Grape expectations in North and Scotland
Climate change means areas once seen as too cool and wet for vineyards will become ‘wine winners’
WINE produced as far north as Northumberland and Scotland will threaten the future of traditional grape growing regions, experts have found.
A global map created by scientists from France’s Bordeaux and Burgundy wine provinces predicts that wine production will be forced to shift from the traditional terroir of southern Europe to the northernmost reaches of Britain.
Changes in global temperatures are set to make mid-latitude regions – such as southern France, northern Spain and Italy, and the New World vineyards of southern California and Barossa in Australia – unsuitable for production.
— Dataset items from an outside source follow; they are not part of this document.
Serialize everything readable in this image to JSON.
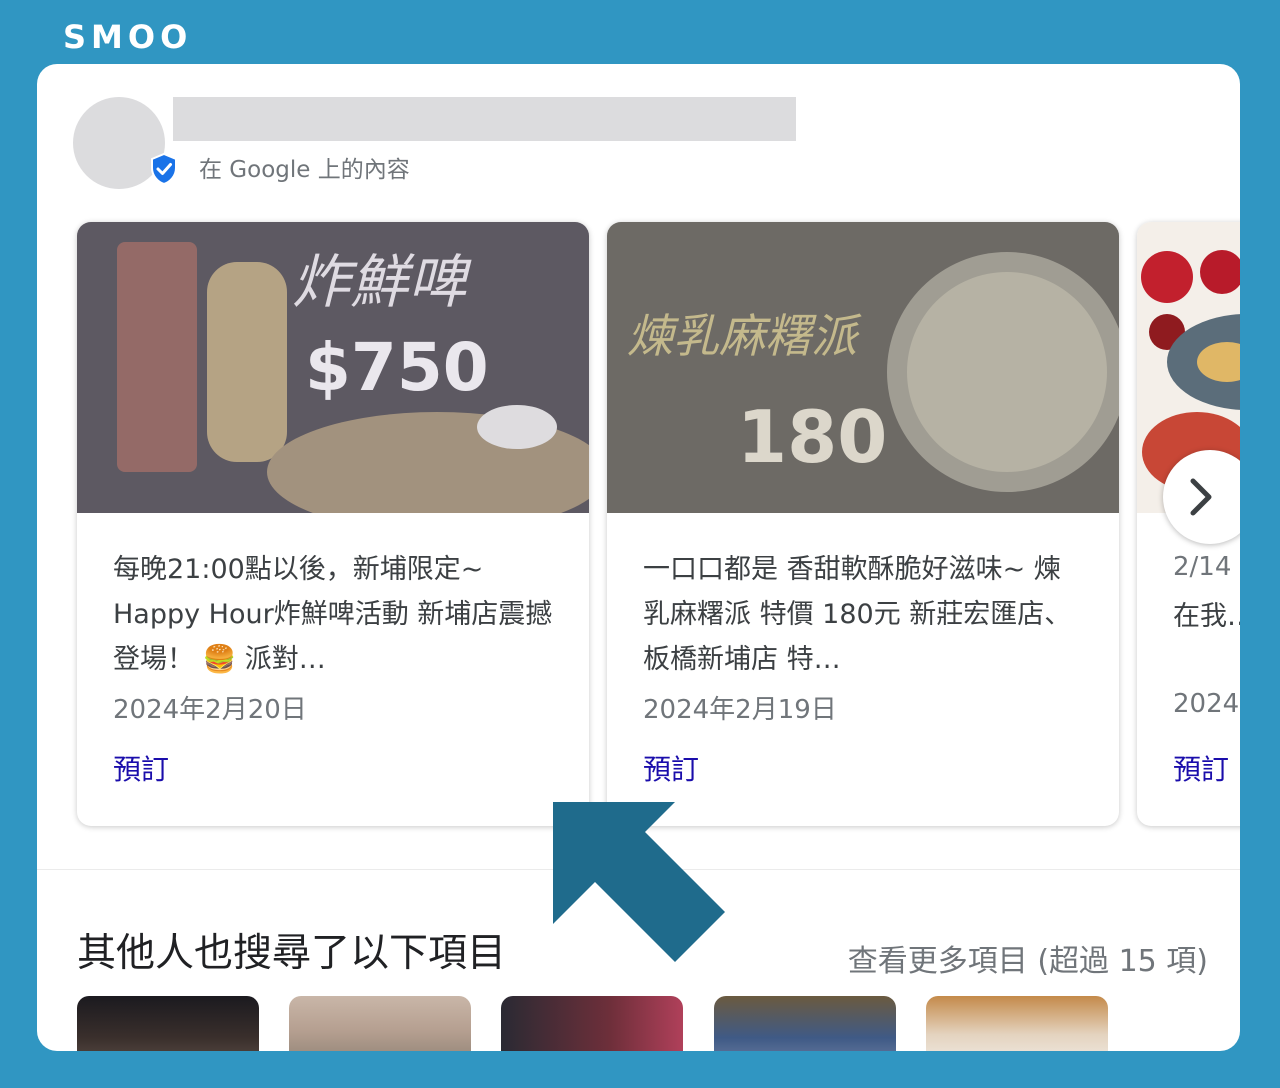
{
  "brand": {
    "logo_text": "SMOO"
  },
  "profile": {
    "source_label": "在 Google 上的內容"
  },
  "posts": [
    {
      "text": "每晚21:00點以後，新埔限定~ Happy Hour炸鮮啤活動 新埔店震撼登場！ 🍔 派對…",
      "date": "2024年2月20日",
      "cta": "預訂",
      "image_text": {
        "headline": "炸鮮啤",
        "price": "$750"
      }
    },
    {
      "text": "一口口都是 香甜軟酥脆好滋味~ 煉乳麻糬派 特價 180元 新莊宏匯店、板橋新埔店 特…",
      "date": "2024年2月19日",
      "cta": "預訂",
      "image_text": {
        "headline": "煉乳麻糬派",
        "price": "180"
      }
    },
    {
      "text": "在我… 在美…",
      "date": "2024",
      "cta": "預訂",
      "image_text": {
        "headline": "",
        "price": ""
      }
    }
  ],
  "partial_card_date_prefix": "2/14",
  "carousel": {
    "next_icon": "chevron-right-icon"
  },
  "people_also_search": {
    "title": "其他人也搜尋了以下項目",
    "see_more": "查看更多項目 (超過 15 項)",
    "thumb_count_visible": 5
  },
  "colors": {
    "background": "#3096c2",
    "annotation_arrow": "#1f6b8c",
    "link": "#1a0dab",
    "verified": "#1a73e8"
  }
}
Areas once considered too cool and wet for viticulture, such as the northern British Isles, southern Scandinavia and the Pacific north-west of the US, will be the winemaking “winners”, according to the study.
Increased heat waves and erratic rainfall could wipe out vineyards from Greece to California by 2100, researchers found.
The map, created by teams from Inrae, a public research institute for agriculture, food and the environment; Bordeaux Sciences Agro, the French National Centre for Scientific Research; and the universities of Bordeaux and Burgundy shows southern Britain as likely to enjoy “improved suitability”, while the north of the UK is designated as a “new wine region”.
At the same time Southern Europe is predicted to face a “high risk of unsuitability” for wine production as the mercury rises.
Researchers considered two scenarios: one where warming remains within two degrees Celsius of pre-industrial average, the limit set by the 2015 Paris climate accord, and another where
‘An increase in sunlight hours is resulting in larger, high-quality vintages’
global temperatures rise by 2C to 4C. Either way, French scientists predict British vines will benefit at the expense of their Mediterranean counterparts.
The report found around half of current wine regions might benefit or maintain their suitability for winemaking with a temperature increase of 2C or below, but a rise beyond 2C could make up to 70 per cent of traditional wine regions unsuitable.
Overall, the suitable surface area of traditional wine-producing regions is predicted to decline by 20 per cent to 70 per cent by the end of the century, depending on the severity of global warming.
Cornelis van Leeuwen, professor of viticulture at Bordeaux Sciences Agro and lead author of the report, said: “Climate change is changing the geography of wine – there will be winners and losers. You can still make wine almost anywhere, even in tropical climates, but here we looked at quality wine at economically viable yields.”
The report, published in the Nature Reviews Earth & Environment journal, warns that under “far more severe warming scenarios, most Mediterranean regions might become climatically unsuitable for wine production”.
There are 37 vineyards in northern England and three in Scotland, says Ian Sargent, Midlands and North regional director for trade body WineGB.
In 2015, Scotland’s first homegrown wine was infamously described as “undrinkable” after Christopher Trotter, from Aberdeen, set up his own vineyard in Fife three years earlier.
Plantations north of the border are concentrated in the Scottish Borders area, but Mr Sargent revealed plans are afoot for a new vineyard near Inverness in the Scottish Highlands.
Mr Sargent, who with wife Ann planted vineyard Laurel Vines in the East Riding of Yorkshire in 2011, said: “The [French] report confirms our data and results; we are seeing an increase in the sunlight hours per year and increasing temperatures; this is resulting in larger, high-quality vintages.”